Tankless vs Tanks
Tankless, instantaneous, on-demand hot water has never been more popular. And why shouldn’t it be? Energy efficiency is reported to be in the 80-85% range (95-99% for the condensing units), tankless heaters only heat the water when you turn a tap on, they’re almost silent running, and CO2 emissions are reduced by 900-1000 pounds per year per average household installation! Maybe it's time to replace your water heater?
HOW DOES IT WORK?
Probably the main thing to realize is that a tankless system is just that – tankless. No water storage tank at all. With a tankless system, when you turn on a hot water tap, here’s what happens: Opening the faucet allows water to flow inside pipe and through the tankless unit right to your faucet. A flow sensor within the tankless system detects this flow usually within a split second and turns on the flame, instantly heating the water to your desired temperature setting of 125-130 deg and the water flows out your faucet hot.
Tankless heaters have no time to gradually heat the water, it needs to heat the water fast, efficiently and now! This is why a typical gas tankless heater runs at a whopping 199,000 BTU. Thankfully, it only fires on demand, but when the demand is there it FIRES! If you have an 15 minute long shower, its firing for an 15 minutes long. A typical hot water tank relies on its storage (usually 40 to 50 gallons) and an extended recovery time (40 to 60 minute range).

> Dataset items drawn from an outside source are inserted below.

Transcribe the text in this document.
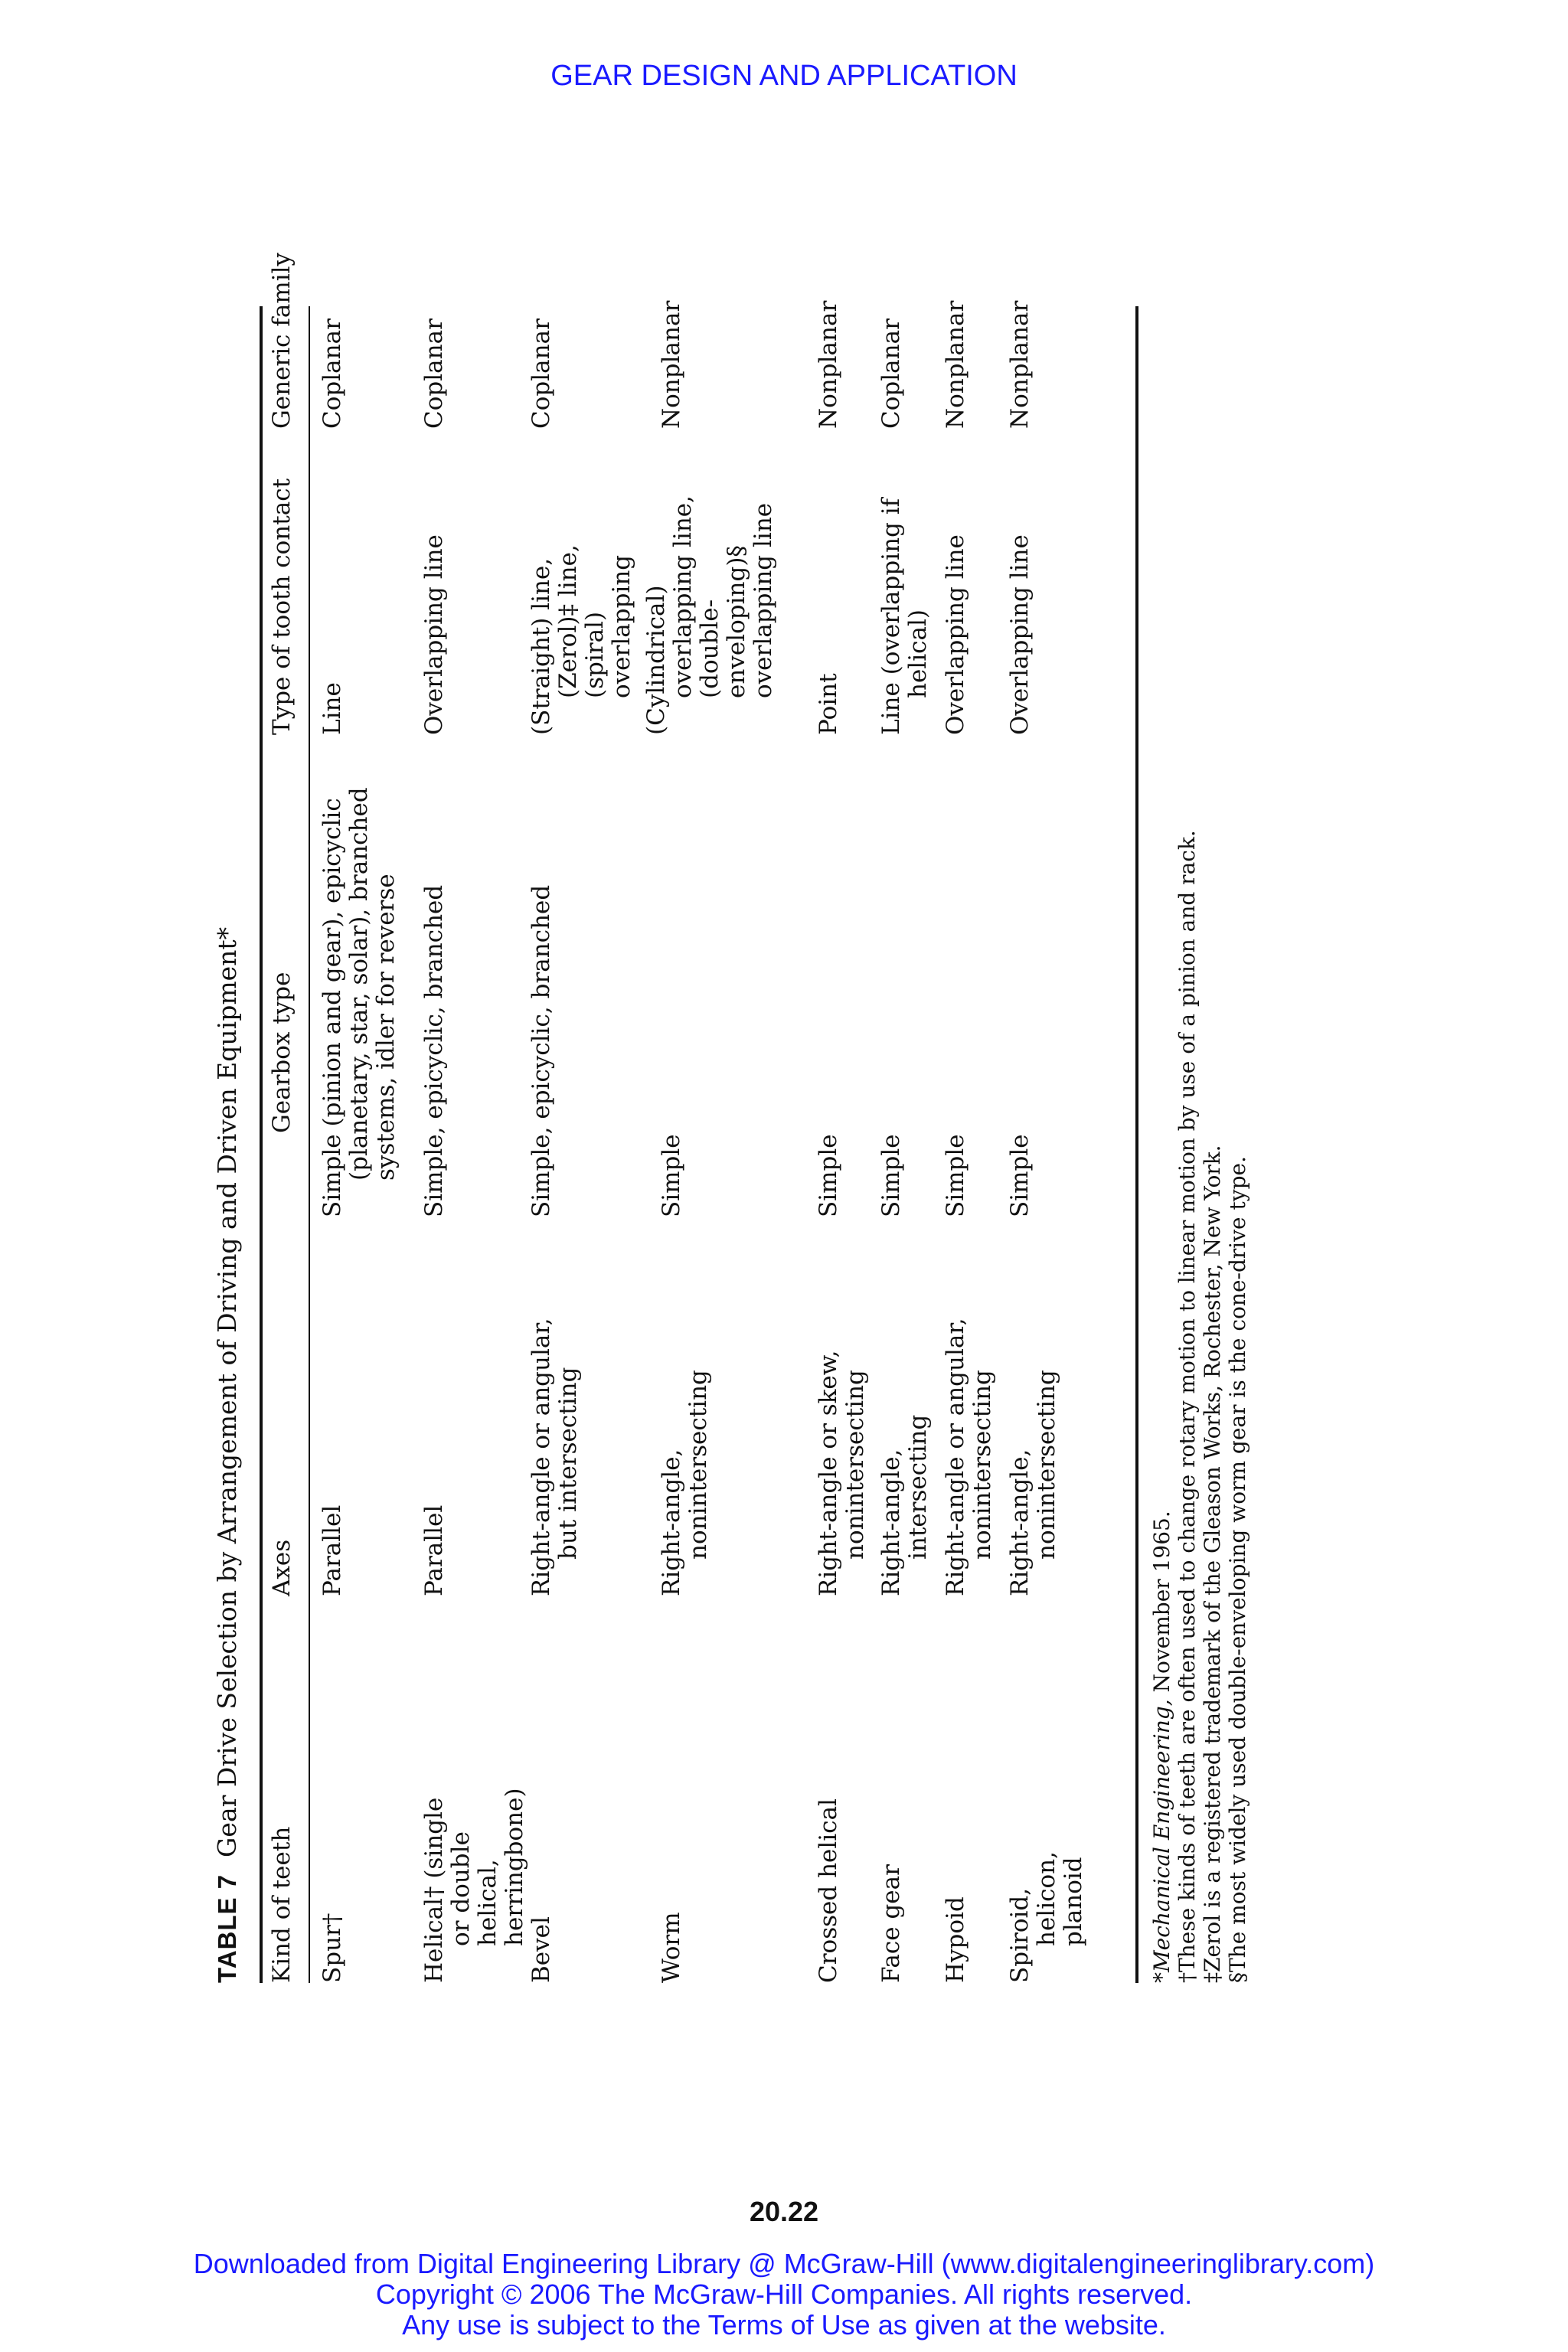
GEAR DESIGN AND APPLICATION
TABLE 7Gear Drive Selection by Arrangement of Driving and Driven Equipment*
Kind of teeth
Axes
Gearbox type
Type of tooth contact
Generic family
Spur†
Parallel
Simple (pinion and gear), epicyclic (planetary, star, solar), branched systems, idler for reverse
Line
Coplanar
Helical† (single or double helical, herringbone)
Parallel
Simple, epicyclic, branched
Overlapping line
Coplanar
Bevel
Right-angle or angular, but intersecting
Simple, epicyclic, branched
(Straight) line, (Zerol)‡ line, (spiral) overlapping
Coplanar
Worm
Right-angle, nonintersecting
Simple
(Cylindrical) overlapping line, (double- enveloping)§ overlapping line
Nonplanar
Crossed helical
Right-angle or skew, nonintersecting
Simple
Point
Nonplanar
Face gear
Right-angle, intersecting
Simple
Line (overlapping if helical)
Coplanar
Hypoid
Right-angle or angular, nonintersecting
Simple
Overlapping line
Nonplanar
Spiroid, helicon, planoid
Right-angle, nonintersecting
Simple
Overlapping line
Nonplanar
*Mechanical Engineering, November 1965. †These kinds of teeth are often used to change rotary motion to linear motion by use of a pinion and rack. ‡Zerol is a registered trademark of the Gleason Works, Rochester, New York. §The most widely used double-enveloping worm gear is the cone-drive type.
20.22
Downloaded from Digital Engineering Library @ McGraw-Hill (www.digitalengineeringlibrary.com)
Copyright © 2006 The McGraw-Hill Companies. All rights reserved.
Any use is subject to the Terms of Use as given at the website.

30% of most home energy is consumed heating water and tankless water heaters are more efficient at heating water than traditional storage tank-type water heaters. Most tankless units are energy efficient within the unit themselves. I mentioned before that typical tankless units run at 80-85% efficiency and the higher end condensing units upwards to 99% energy efficiency rating. What may surprise you is some natural gas hot water tanks have energy efficiency ratings as high as 67%. Modern hot water heaters are much more efficient than they used to be.
COLD WATER SANDWICH
People investigating tankless systems or who’ve spoken with someone who owns this sort of system will invariably come across the term “cold water sandwich”. What does this mean? With a tankless system, let say your spouse just had a shower so the water lines between the shower and the tankless heater are all hot. Now its your turn for a shower, so you jump in and turn the water on. Immediately, there is hot water coming because the lines are all full of hot water, and you’re in there happily singing at the top of your lungs. But remember, some less expensive tankless systems aren’t truly “instantaneous” – and I love this part - so while the flow sensor is waiting for a ½ gallon of cold water to go through before it decides to come to life and start heating, you’ve got a ½ gallon of cold water barreling down the line toward you while your singing in the shower. “IEee!” Cold water sandwich! Kind of like putting a bucket of cold water above a partly open door.
JUST A MATTER OF TIME
A quality tankless is the smart choice, they quiet, small in size saving space, and will pay for itself in a few years and, last an average of 25-30 years depending on usage and water conditions, pre filters of various kinds are available to maintain your tankless longevity, the state of California now requires all new homes with gas have tankless water heaters installed, soon other states will follow and the traditional tank water heater we have come to know will phase out. Only a matter of time all homes in America will be tankless and in Asia and Europe only tankless have been used for over 50-years.